With a modest grant from the Central Department of Science and Technology, Govindaraj has been developing an on-line scan system for mangoes using tiny doses of x-ray called ‘soft x-rays’. The ‘soft X-rays’ scanning the mangoes are within the ‘200 grey to 800 grey’ norm set by Atomic Energy Regulatory Board and are not hazardous, he told Deccan Herald.  

“The X-ray imaging system has been integrated with a mango feeding conveyor and sorting assembly,’’ says Govindaraj. The mangoes move on a conveyer belt and exposed to soft x-rays for a fraction of a second. Embedded ‘software modules’ in the system, capture images and analyse them. As the mangoes come out, the device sorts them automatically and rejects the defective fruits.

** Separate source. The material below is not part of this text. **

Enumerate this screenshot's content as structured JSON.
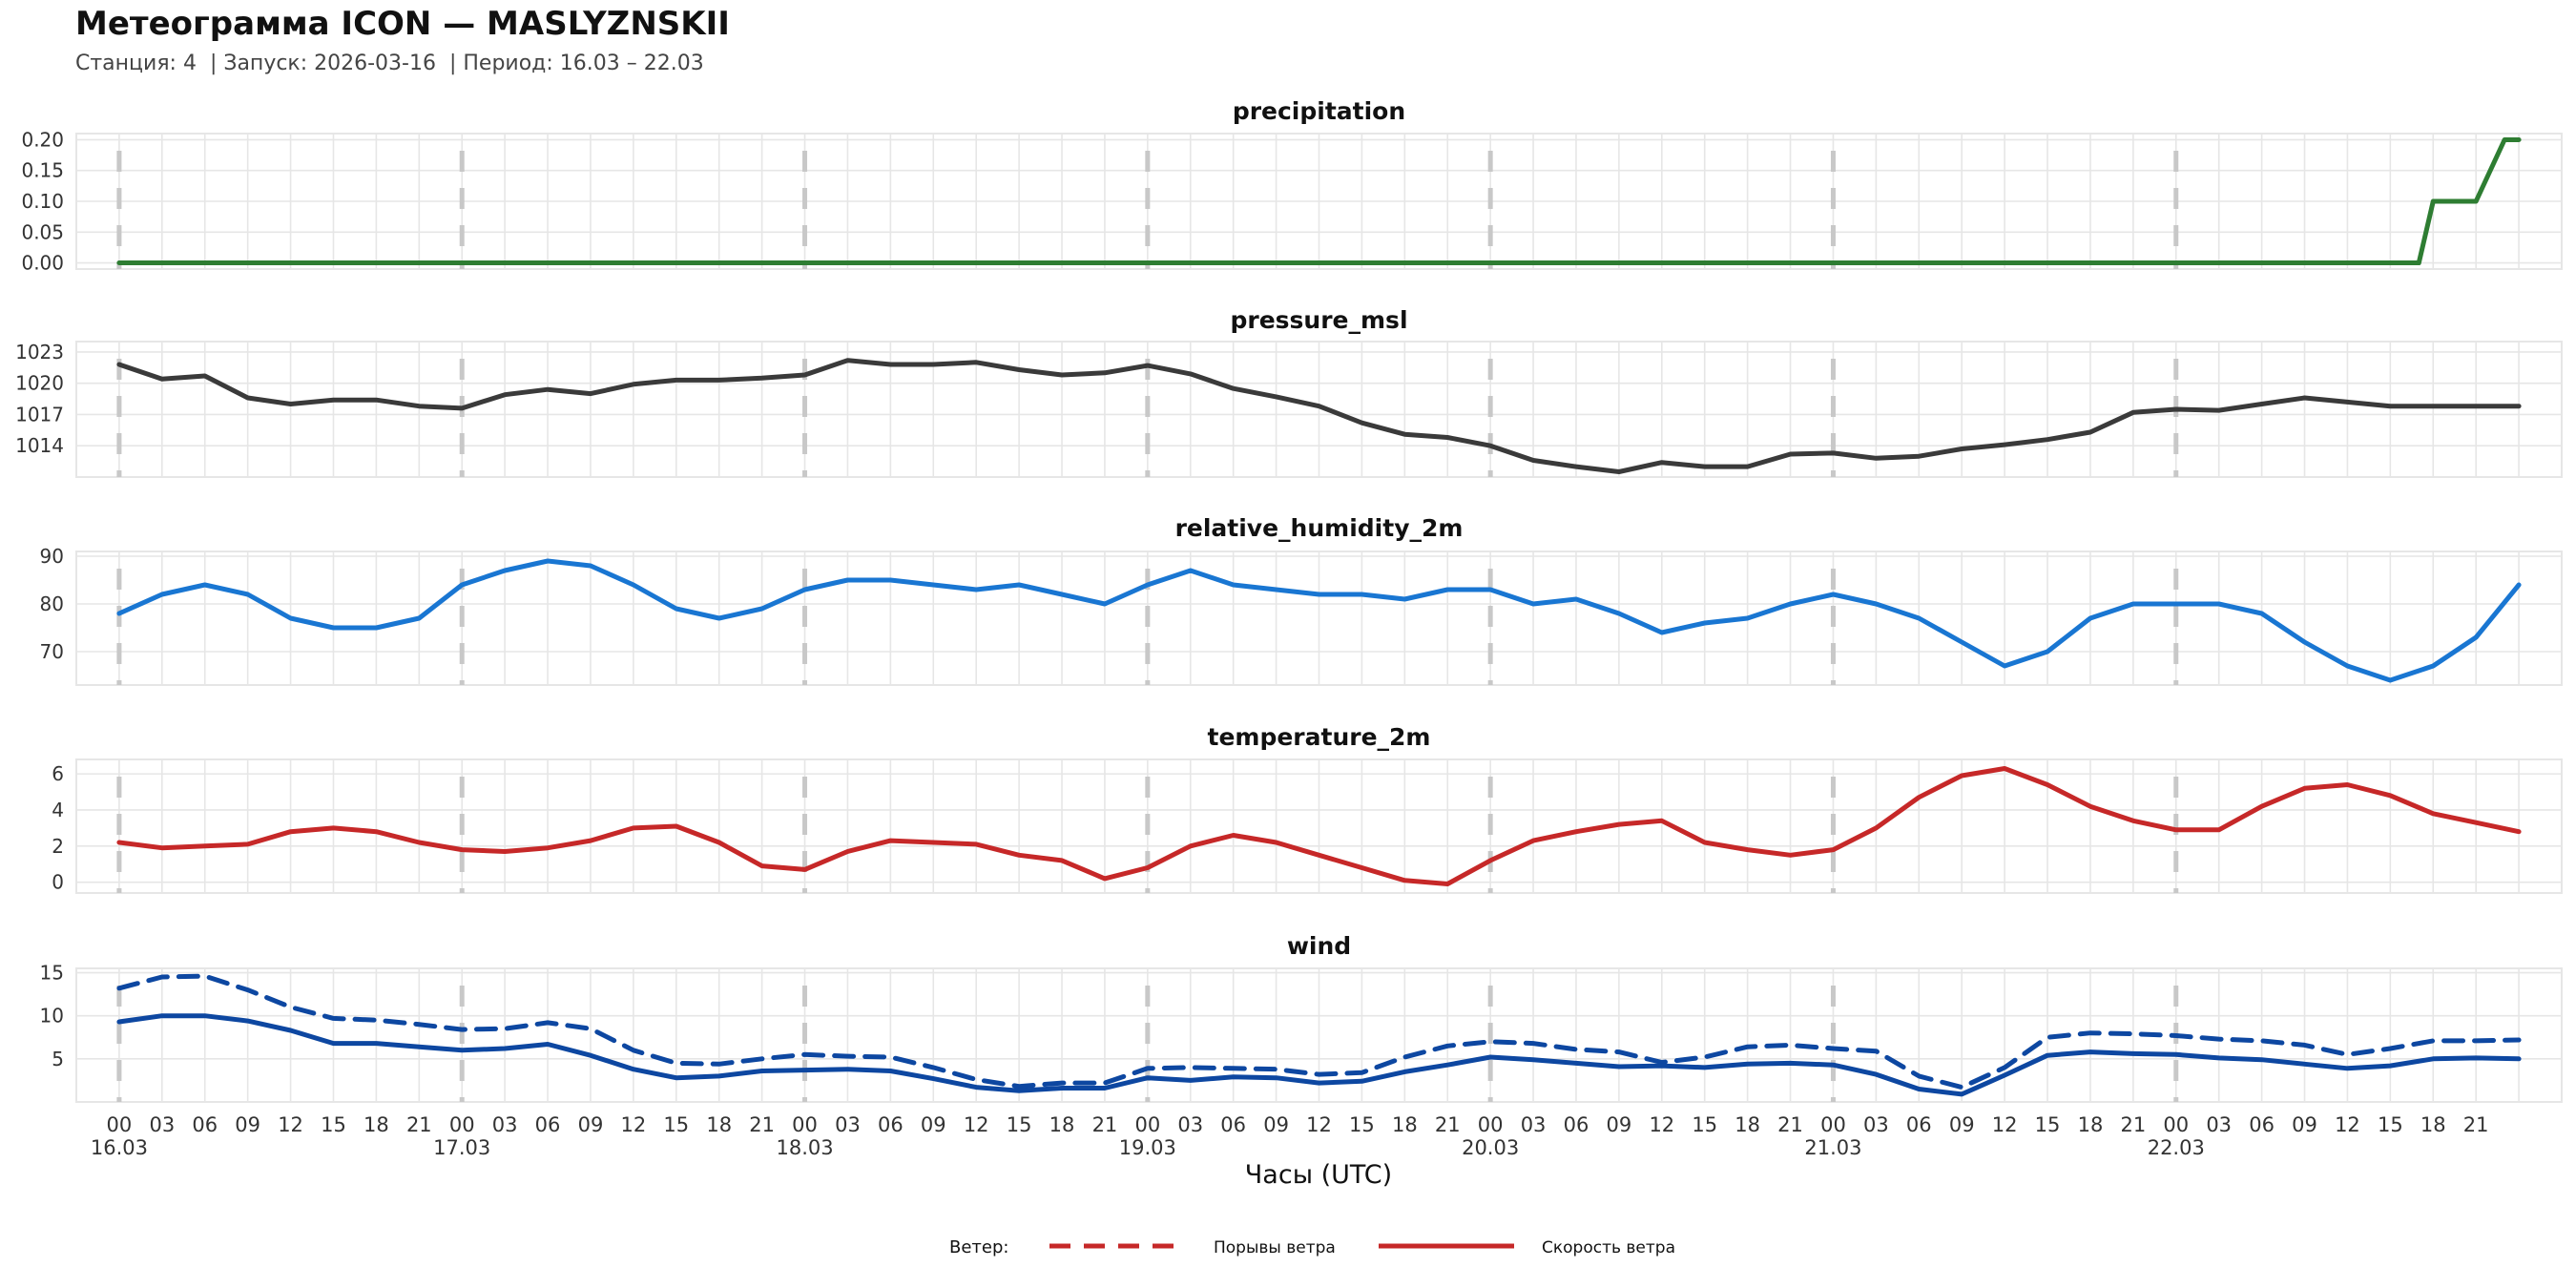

“This will be a big boost to mango exporters in particular,” says Govindaraj. Usually export-variety mangoes like ‘Alphonso’ are sorted by their colour, shape and size. Using this machine exporters would be able to check for quality of even the just harvested fruits entering the maturing stage.

“We have already showed live demos to the food industry representatives in the South and traders at Ratnagiri, where the famous ‘Alphonso’ mangoes are extensively cultivated,” he said.

In developing this technology, the CSIR lab was generously assisted by the ‘B S Konkan Krishi Vidyapeeth’ at Dapoli in Maharashtra, which provided them a large number of ‘Alphonso’ mangoes for testing, the Konkan University in Rathnagiri and the ‘Mango Export Facility Centre’ of the Maharashtra State Agriculture Marketing Board in Rathnagiri.

Some 20,000 ‘alphonso’ mangoes had to be tested to streamline the technology, which also received technical assistance from Electronics Corporation of India Ltd, Hyderabad. The Indian Institute of Horticulture Research in Bangalore and the ‘Agriculture Products Export Development Authority (APEDA)’ provided domain knowledge for the project.

The trial runs of this X-ray sorting system were successful and the detection accuracy rates ranged from 95 to 98 per cent. The CSIR lab’s know-how has been transferred to a Chennai-based company and the task now is to have a “low-cost portable model” for the entire industry, Govindaraj said.

Govindaraj, on a personal note, looked even more gratified as he was given the privilege of unveiling his technology on the occasion of ‘National Technology Day’ at the CSIR Institutional complex here.